Pets & Halloween: 3 Health Hazards That Could Put Your Pet at Risk by 30Seconds Mom
Ghosts and goblins aren’t the spookiest thing pets encounter during the Halloween season. The hallmarks of the holiday can scare up a bone-load of trouble for furry friends. Petplan pet insurance warns that candy, costumes and creepy décor can all leave a dog or cat feeling ruff – and have a ghastly effect on a pet parent’s budget. Petplan’s Staff Veterinarian Dr. Jennifer Maniet reveals the top three hazards pet parents should beware (and their terrifying costs to treat!):
- Dangerous Delicacies (food poisoning): Most pet parents know that the theobromine in chocolate poses a threat, but some don’t realize that the candy can affect pets in different ways.

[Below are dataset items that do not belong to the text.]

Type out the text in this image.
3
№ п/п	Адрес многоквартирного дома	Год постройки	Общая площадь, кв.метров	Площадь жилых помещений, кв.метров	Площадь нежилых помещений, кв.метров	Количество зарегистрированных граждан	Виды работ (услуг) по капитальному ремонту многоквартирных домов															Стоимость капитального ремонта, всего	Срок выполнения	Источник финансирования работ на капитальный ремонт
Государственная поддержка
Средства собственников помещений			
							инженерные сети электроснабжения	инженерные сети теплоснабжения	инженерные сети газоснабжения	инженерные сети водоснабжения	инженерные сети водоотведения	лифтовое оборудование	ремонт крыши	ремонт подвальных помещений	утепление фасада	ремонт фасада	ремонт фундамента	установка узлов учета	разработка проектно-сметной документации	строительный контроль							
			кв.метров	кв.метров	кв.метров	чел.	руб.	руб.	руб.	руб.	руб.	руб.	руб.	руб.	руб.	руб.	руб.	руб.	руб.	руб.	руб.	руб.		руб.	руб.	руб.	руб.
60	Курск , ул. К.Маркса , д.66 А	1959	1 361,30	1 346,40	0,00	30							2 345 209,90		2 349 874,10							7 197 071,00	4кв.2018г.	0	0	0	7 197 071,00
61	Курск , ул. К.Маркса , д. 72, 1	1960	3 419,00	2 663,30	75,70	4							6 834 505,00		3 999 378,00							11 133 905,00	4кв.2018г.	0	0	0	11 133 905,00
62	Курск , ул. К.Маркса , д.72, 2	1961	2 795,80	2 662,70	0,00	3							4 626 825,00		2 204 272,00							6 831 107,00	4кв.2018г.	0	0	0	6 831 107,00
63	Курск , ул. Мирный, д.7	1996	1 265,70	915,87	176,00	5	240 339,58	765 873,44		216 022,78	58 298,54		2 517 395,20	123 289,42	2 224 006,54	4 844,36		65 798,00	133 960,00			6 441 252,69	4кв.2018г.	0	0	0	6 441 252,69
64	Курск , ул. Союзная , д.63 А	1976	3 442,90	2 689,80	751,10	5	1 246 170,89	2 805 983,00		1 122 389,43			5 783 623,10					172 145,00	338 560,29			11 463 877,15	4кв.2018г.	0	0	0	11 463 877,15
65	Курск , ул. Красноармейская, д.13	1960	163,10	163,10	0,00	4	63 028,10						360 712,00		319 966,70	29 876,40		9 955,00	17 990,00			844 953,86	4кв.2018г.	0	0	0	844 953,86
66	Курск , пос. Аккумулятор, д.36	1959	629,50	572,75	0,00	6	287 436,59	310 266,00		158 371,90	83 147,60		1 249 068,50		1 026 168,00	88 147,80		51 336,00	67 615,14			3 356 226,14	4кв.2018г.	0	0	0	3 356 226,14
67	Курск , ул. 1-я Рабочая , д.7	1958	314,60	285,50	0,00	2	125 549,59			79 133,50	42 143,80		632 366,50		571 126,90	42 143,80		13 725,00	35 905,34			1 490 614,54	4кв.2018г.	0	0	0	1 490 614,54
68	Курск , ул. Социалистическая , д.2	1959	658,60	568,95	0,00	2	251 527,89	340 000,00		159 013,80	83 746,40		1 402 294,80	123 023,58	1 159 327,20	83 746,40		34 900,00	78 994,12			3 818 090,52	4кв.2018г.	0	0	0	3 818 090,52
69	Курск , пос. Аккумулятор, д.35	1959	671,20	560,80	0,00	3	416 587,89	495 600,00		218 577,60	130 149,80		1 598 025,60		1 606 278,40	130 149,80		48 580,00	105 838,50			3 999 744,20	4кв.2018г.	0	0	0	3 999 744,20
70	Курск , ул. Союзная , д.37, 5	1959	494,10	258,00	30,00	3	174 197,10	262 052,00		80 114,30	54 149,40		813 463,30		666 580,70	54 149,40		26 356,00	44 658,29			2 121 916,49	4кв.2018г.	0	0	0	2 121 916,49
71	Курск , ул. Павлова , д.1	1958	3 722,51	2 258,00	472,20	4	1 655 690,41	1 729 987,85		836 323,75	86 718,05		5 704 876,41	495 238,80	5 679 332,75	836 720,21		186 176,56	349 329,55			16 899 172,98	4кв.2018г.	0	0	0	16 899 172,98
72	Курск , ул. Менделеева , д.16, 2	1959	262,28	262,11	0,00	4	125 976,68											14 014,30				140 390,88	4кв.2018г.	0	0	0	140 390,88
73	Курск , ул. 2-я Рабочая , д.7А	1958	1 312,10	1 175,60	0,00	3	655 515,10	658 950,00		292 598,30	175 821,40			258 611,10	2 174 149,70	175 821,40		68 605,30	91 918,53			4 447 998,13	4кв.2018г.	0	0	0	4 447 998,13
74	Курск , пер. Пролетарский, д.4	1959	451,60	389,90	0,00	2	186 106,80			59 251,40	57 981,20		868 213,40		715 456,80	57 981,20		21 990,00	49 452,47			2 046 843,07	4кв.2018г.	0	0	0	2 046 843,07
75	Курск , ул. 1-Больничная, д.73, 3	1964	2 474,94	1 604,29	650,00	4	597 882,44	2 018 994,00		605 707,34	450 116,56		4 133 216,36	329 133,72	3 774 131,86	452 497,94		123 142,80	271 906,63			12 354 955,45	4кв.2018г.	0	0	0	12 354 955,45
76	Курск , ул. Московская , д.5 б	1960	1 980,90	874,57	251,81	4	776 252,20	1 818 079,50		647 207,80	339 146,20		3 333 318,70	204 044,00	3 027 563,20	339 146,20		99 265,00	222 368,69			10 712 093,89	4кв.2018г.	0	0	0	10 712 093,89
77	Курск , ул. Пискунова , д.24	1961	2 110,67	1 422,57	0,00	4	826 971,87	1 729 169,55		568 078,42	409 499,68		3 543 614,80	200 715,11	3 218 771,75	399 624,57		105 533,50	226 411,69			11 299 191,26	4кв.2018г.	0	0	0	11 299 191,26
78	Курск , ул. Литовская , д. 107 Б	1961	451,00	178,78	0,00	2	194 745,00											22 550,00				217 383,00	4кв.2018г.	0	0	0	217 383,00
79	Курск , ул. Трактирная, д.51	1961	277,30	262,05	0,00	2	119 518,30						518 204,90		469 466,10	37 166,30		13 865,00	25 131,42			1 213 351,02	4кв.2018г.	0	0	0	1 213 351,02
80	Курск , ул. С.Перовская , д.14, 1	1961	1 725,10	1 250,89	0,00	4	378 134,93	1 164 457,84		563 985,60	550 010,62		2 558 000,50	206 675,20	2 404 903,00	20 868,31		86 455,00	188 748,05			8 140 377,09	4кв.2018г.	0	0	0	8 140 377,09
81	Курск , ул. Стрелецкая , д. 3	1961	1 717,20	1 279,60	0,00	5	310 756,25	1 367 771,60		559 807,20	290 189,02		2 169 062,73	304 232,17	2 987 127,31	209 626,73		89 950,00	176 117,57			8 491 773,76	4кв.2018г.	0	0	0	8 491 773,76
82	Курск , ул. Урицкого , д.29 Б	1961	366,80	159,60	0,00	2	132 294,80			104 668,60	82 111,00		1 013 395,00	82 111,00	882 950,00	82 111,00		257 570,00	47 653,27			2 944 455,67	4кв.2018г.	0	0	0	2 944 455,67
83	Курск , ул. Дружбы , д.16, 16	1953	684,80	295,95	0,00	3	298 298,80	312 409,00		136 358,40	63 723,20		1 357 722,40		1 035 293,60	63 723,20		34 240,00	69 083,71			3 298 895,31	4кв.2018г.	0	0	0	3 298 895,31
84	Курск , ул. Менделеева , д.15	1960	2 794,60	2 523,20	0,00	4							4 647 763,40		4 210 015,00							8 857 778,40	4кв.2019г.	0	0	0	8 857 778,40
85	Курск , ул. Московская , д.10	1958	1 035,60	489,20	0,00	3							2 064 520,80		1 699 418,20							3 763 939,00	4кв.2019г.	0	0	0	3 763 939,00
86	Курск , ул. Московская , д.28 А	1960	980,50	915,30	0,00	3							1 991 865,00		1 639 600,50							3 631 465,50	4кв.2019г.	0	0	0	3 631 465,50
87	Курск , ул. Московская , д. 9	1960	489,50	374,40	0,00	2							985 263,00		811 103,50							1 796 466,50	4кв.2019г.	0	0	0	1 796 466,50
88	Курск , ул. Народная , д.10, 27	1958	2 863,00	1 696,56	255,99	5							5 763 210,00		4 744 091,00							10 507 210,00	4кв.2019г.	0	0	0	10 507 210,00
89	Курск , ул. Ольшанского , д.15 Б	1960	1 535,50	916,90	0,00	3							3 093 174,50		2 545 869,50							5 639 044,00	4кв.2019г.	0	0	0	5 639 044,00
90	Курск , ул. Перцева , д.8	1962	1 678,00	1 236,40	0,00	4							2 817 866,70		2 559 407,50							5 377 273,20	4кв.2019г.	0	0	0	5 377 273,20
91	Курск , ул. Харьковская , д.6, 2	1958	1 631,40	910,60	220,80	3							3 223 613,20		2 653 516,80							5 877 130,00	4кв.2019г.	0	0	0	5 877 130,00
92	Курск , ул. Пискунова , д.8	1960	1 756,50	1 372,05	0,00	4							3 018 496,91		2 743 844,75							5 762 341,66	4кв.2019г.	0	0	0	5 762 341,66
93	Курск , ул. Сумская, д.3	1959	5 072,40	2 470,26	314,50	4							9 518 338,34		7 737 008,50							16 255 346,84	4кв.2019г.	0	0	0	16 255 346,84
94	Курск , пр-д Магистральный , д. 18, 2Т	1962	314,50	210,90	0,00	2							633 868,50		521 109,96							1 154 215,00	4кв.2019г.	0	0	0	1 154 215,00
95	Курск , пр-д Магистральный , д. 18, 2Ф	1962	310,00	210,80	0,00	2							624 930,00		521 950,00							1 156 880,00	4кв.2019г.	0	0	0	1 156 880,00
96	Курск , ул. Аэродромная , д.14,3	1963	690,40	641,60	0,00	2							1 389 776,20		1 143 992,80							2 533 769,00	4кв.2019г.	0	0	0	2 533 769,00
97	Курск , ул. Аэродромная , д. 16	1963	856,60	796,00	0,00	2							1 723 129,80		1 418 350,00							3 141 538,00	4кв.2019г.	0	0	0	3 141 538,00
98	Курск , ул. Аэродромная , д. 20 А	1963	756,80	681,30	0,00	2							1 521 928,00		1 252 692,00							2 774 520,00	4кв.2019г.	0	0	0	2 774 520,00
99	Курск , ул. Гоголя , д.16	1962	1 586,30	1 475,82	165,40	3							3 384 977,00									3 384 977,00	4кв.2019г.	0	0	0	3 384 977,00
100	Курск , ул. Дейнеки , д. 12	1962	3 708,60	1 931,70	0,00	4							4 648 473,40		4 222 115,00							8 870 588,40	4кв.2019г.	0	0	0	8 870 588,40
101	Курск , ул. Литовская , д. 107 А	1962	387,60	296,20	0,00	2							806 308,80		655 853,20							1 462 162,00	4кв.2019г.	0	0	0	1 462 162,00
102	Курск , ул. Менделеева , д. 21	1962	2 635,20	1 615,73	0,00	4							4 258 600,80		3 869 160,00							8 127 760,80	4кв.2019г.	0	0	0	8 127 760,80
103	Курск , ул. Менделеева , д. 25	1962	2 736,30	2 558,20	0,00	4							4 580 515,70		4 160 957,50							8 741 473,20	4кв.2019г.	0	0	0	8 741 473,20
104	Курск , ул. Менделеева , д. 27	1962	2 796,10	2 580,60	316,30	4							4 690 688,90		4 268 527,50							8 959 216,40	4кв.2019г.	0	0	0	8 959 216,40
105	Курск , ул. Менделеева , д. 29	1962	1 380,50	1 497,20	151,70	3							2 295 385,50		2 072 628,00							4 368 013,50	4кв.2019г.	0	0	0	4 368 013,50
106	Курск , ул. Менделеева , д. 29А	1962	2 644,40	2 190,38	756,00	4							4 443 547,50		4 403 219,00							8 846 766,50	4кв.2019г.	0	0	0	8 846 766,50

The type of chocolate, how much a pet eats and their weight are all factors in how severely toxic chocolate can be. Here’s how pet parents can calculate their pet’s risk:
-Multiply the ounces ingested by the milligrams of theobromine per ounce
-Divide that number by the weight of the dog
-The closer the resulting number is to 20, the worse the toxic effects will haunt him.
“Even if a pet is not in the danger zone, the sugar and dairy will likely have GI effects, like vomiting, diarrhea, hyperactivity or lethargy,” says Dr. Maniet. “These issues can be serious all on their own, so it’s best to visit the vet when a furry friend gets into mischief.” Food poisoning costs pet parents an average of $830 per visit.
- Bedazzled Apparel (foreign body ingestions): When dressing best friends, Dr. Maniet says to be sure they can see clearly, move freely and that the costume is free of frills that can be chewed off and swallowed. She also warns that elaborate costumes in warm climates can cause a pet to overheat or become dehydrated.
“And remember: if a dog feels too constricted in his costume, ditch the threads and take him trick or treating in his one-of-a-kind, no-assembly-required dog suit,” Dr. Maniet says. Foreign body ingestions are consistently in the top 10 claims submitted to Petplan each year and cost an average of $1,872 to treat.
- Decorating Disasters (anxiety): Cobwebs, skeletons and scary noises make a spooky ambiance, but Petplan says to remember that what people find fun can be stressful to pets. “Avoid using decorations that move or make noise, and think twice before putting up human-like figures that can intimidate pets,” says Dr. Maniet. “The hustle and bustle of doorbells ringing and strangers approaching can be frightening enough for some furry friends – adding to the anxiety with alarming adornments will only make their fear worse.”
Anxiety related issues cost an average of $394 to treat, while ailments stemming from an anxious moment can result in fractures ($1,175), bite wounds from other pets ($947) and lacerations/cuts ($641) among others.
“Every year our veterinarians speak out about the dangers of chocolate, candy wrappers, costumes and the like – and for good reason,” says Natasha Ashton, co-founder and co-CEO of Petplan. “With average costs to treat some of these conditions well over a thousand dollars, a simple mishap can be costlier than you’d ever imagine! Don’t forget to consider furry friends when planning Halloween fun.”